Tor unfortunately does not come out of the box configured to let hidden
services register themselves on the fly via the ControlPort.
And, changing the config to enable the ControlPort and a particular type
of auth for it may break something already using the ControlPort, or
lessen the security of the system.
So, this leaves only one option to us: Add a hidden service to the
torrc. git-annex enable-tor does so, and picks an unused high port for
tor to listen on for connections to the hidden service.
It's up to the caller to somehow pick a local port to listen on
that won't be used by something else. That may be difficult to do..
This commit was sponsored by Jochen Bartl on Patreon.
Yesod didn't used to do auth checks for that, but this may have changed.
I don't have a way to reproduce the reported problem yet, but this change
certianly won't hurt anything.
This commit was sponsored by Thom May on Patreon.
Restarting a crashing git process could result in filename encoding issues
when not in a unicode locale, as the restarted processes's handles were not
read in raw mode.
Since rawMode is always used when starting a coprocess, didn't bother
to parameterise it and just always enable it for simplicity.
This commit was sponsored by Jake Vosloo on Patreon.
gpg-agent started deleting its socket file on shutdown, and this tickled an
ugly behavior in removeDirectoryRecursive,
https://github.com/haskell/directory/issues/60
Running removeDirectoryRecursive again on exception avoids the problem.
gpg 2.1.15 (or so) seems to have added some new fields to the --with-colons
--list-secret-keys output.

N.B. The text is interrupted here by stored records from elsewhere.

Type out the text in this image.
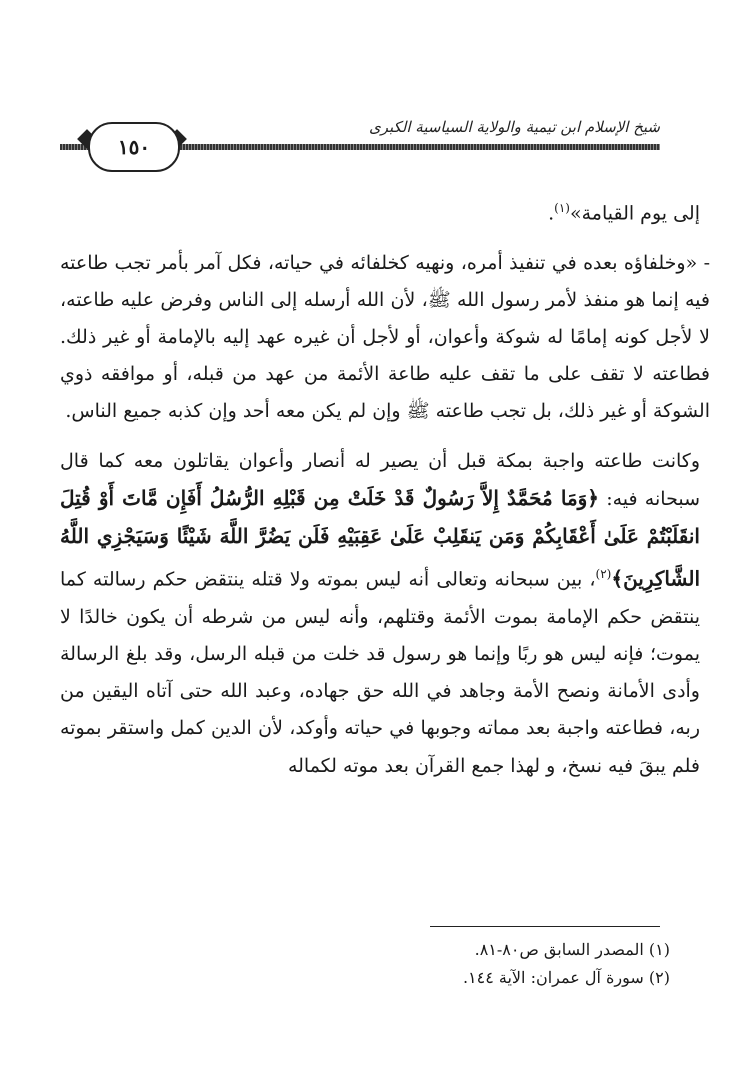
شيخ الإسلام ابن تيمية والولاية السياسية الكبرى
١٥٠

إلى يوم القيامة»$^{(١)}$.

- «وخلفاؤه بعده في تنفيذ أمره، ونهيه كخلفائه في حياته، فكل آمر بأمر تجب طاعته فيه إنما هو منفذ لأمر رسول الله ﷺ، لأن الله أرسله إلى الناس وفرض عليه طاعته، لا لأجل كونه إمامًا له شوكة وأعوان، أو لأجل أن غيره عهد إليه بالإمامة أو غير ذلك. فطاعته لا تقف على ما تقف عليه طاعة الأئمة من عهد من قبله، أو موافقه ذوي الشوكة أو غير ذلك، بل تجب طاعته ﷺ وإن لم يكن معه أحد وإن كذبه جميع الناس.

وكانت طاعته واجبة بمكة قبل أن يصير له أنصار وأعوان يقاتلون معه كما قال سبحانه فيه: ﴿وَمَا مُحَمَّدٌ إِلاَّ رَسُولٌ قَدْ خَلَتْ مِن قَبْلِهِ الرُّسُلُ أَفَإِن مَّاتَ أَوْ قُتِلَ انقَلَبْتُمْ عَلَىٰ أَعْقَابِكُمْ وَمَن يَنقَلِبْ عَلَىٰ عَقِبَيْهِ فَلَن يَضُرَّ اللَّهَ شَيْئًا وَسَيَجْزِي اللَّهُ الشَّاكِرِينَ﴾$^{(٢)}$، بين سبحانه وتعالى أنه ليس بموته ولا قتله ينتقض حكم رسالته كما ينتقض حكم الإمامة بموت الأئمة وقتلهم، وأنه ليس من شرطه أن يكون خالدًا لا يموت؛ فإنه ليس هو ربًا وإنما هو رسول قد خلت من قبله الرسل، وقد بلغ الرسالة وأدى الأمانة ونصح الأمة وجاهد في الله حق جهاده، وعبد الله حتى آتاه اليقين من ربه، فطاعته واجبة بعد مماته وجوبها في حياته وأوكد، لأن الدين كمل واستقر بموته فلم يبقَ فيه نسخ، و لهذا جمع القرآن بعد موته لكماله

(١) المصدر السابق ص٨٠-٨١.

(٢) سورة آل عمران: الآية ١٤٤.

These include "fpr" and "grp", and come before
the "uid" line. So, the parser was giving up before it saw the name. Fix by
continuing to look for the uid line until the next "sec" line.

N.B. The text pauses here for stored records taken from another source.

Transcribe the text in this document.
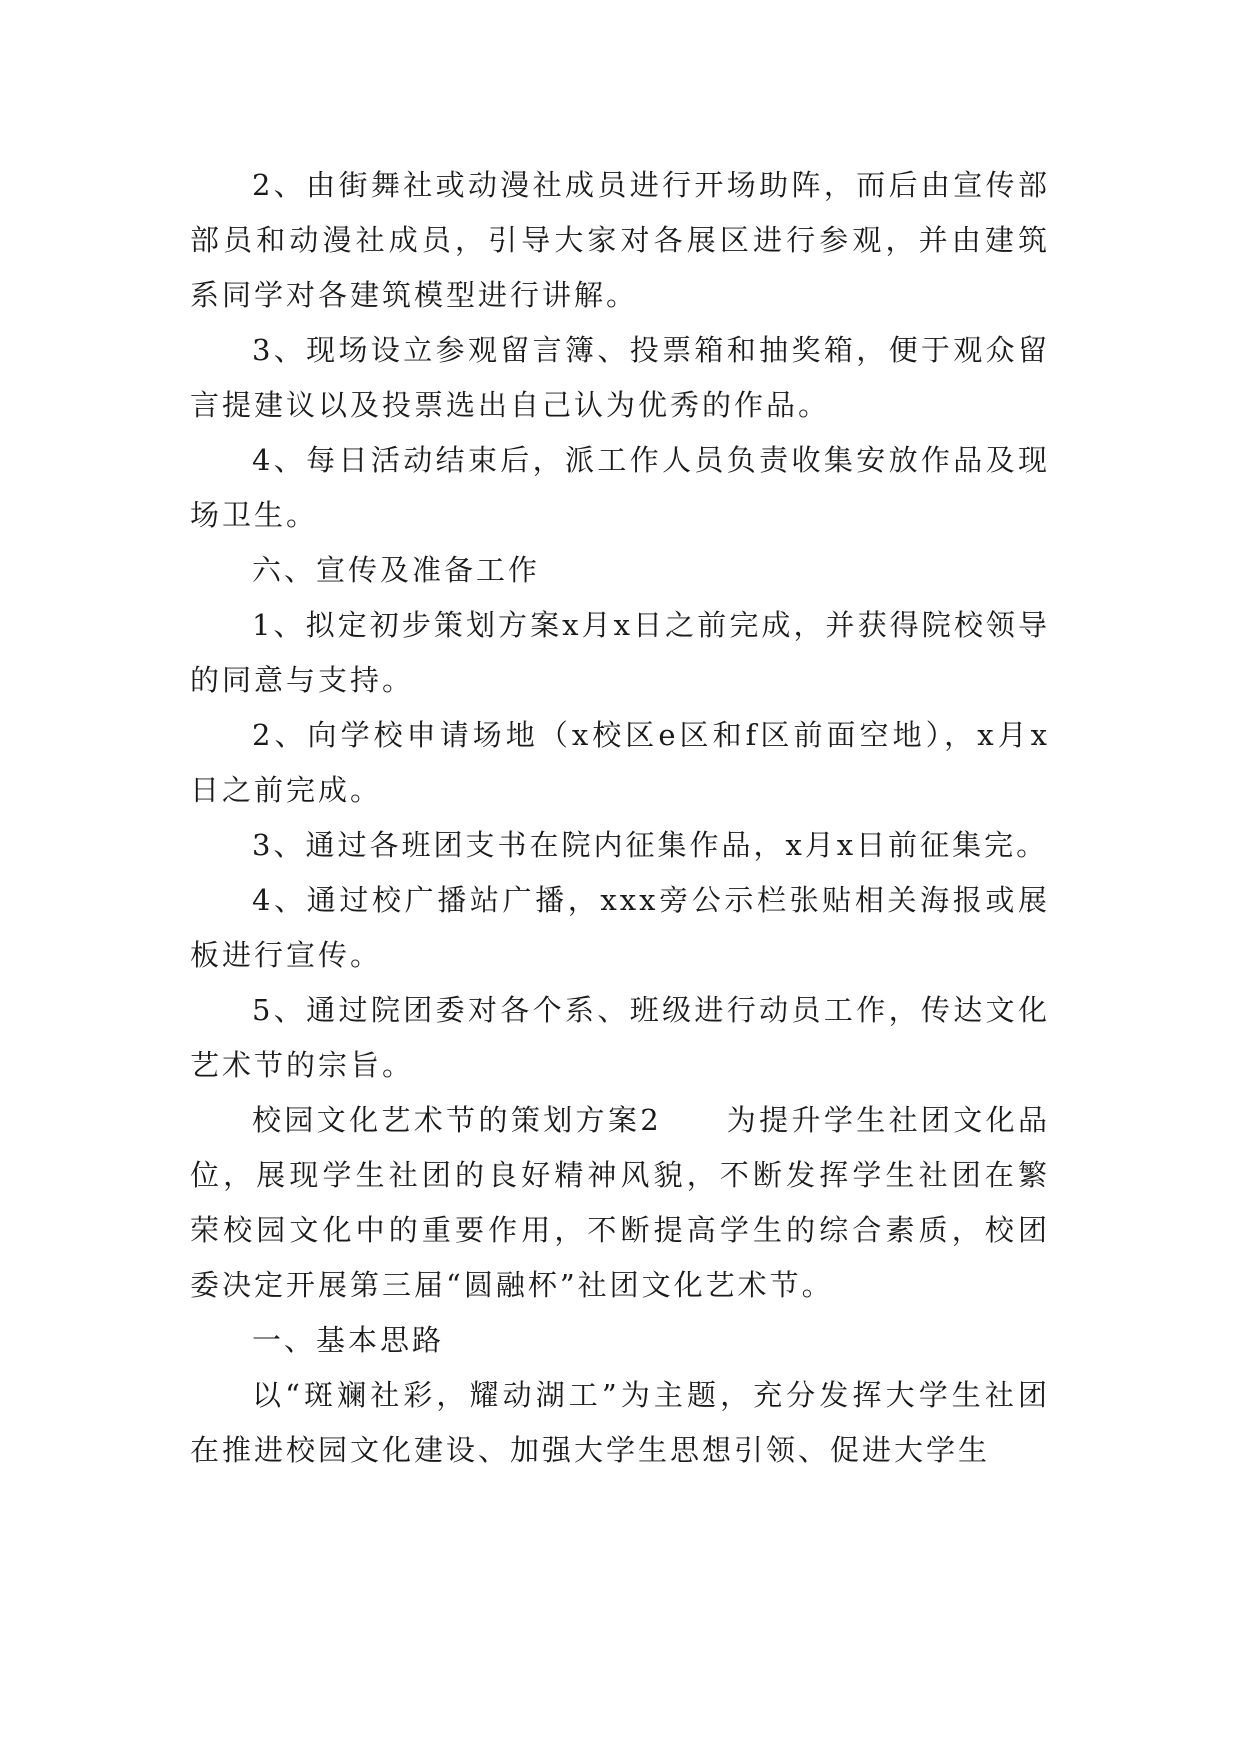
2、由街舞社或动漫社成员进行开场助阵，而后由宣传部部员和动漫社成员，引导大家对各展区进行参观，并由建筑系同学对各建筑模型进行讲解。

3、现场设立参观留言簿、投票箱和抽奖箱，便于观众留言提建议以及投票选出自己认为优秀的作品。

4、每日活动结束后，派工作人员负责收集安放作品及现场卫生。

六、宣传及准备工作

1、拟定初步策划方案x月x日之前完成，并获得院校领导的同意与支持。

2、向学校申请场地（x校区e区和f区前面空地），x月x日之前完成。

3、通过各班团支书在院内征集作品，x月x日前征集完。

4、通过校广播站广播，xxx旁公示栏张贴相关海报或展板进行宣传。

5、通过院团委对各个系、班级进行动员工作，传达文化艺术节的宗旨。

校园文化艺术节的策划方案2　　为提升学生社团文化品位，展现学生社团的良好精神风貌，不断发挥学生社团在繁荣校园文化中的重要作用，不断提高学生的综合素质，校团委决定开展第三届“圆融杯”社团文化艺术节。

一、基本思路

以“斑斓社彩，耀动湖工”为主题，充分发挥大学生社团在推进校园文化建设、加强大学生思想引领、促进大学生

This commit was sponsored by Ole-Morten,Duesund on Patreon.
This gets rid of quite a lot of ugly hacks around json generation.
I doubt that any real-world json parsers can parse incomplete objects, so
while it's not as nice to need to wait for the complete object, especially
for commands like `git annex info` that take a while, it doesn't seem worth
the added complexity.
This also causes the order of fields within the json objects to be
reordered. Since any real json parser shouldn't care, the only possible
problem would be with ad-hoc parsers of the old json output.
Keeping Text.JSON use for now, because it seems a better fit for most of
the commands, which don't use very structured JSON objects, but just output
whatever fields suites them. But this lets Aeson be used when a more
structured data type is available to serialize to JSON.
Mostly the username is only used for the git committer or other display
purposes, and we can just fall back to a dummy value in these cases.
The only remaining place where an error is thrown is when starting local
pairing, which needs the username to be known.
Sadly my bug report about this is not going to get fixed it seems, so
I have to drag around a whole added module file just to deal with it.
https://github.com/haskell/directory/issues/52
It started exporting a isSymbolicLink which supports windows. But,
git-annex does no use symlinks on windows yet and this conflicts with the
function by the same name from unix-compat, so hide it.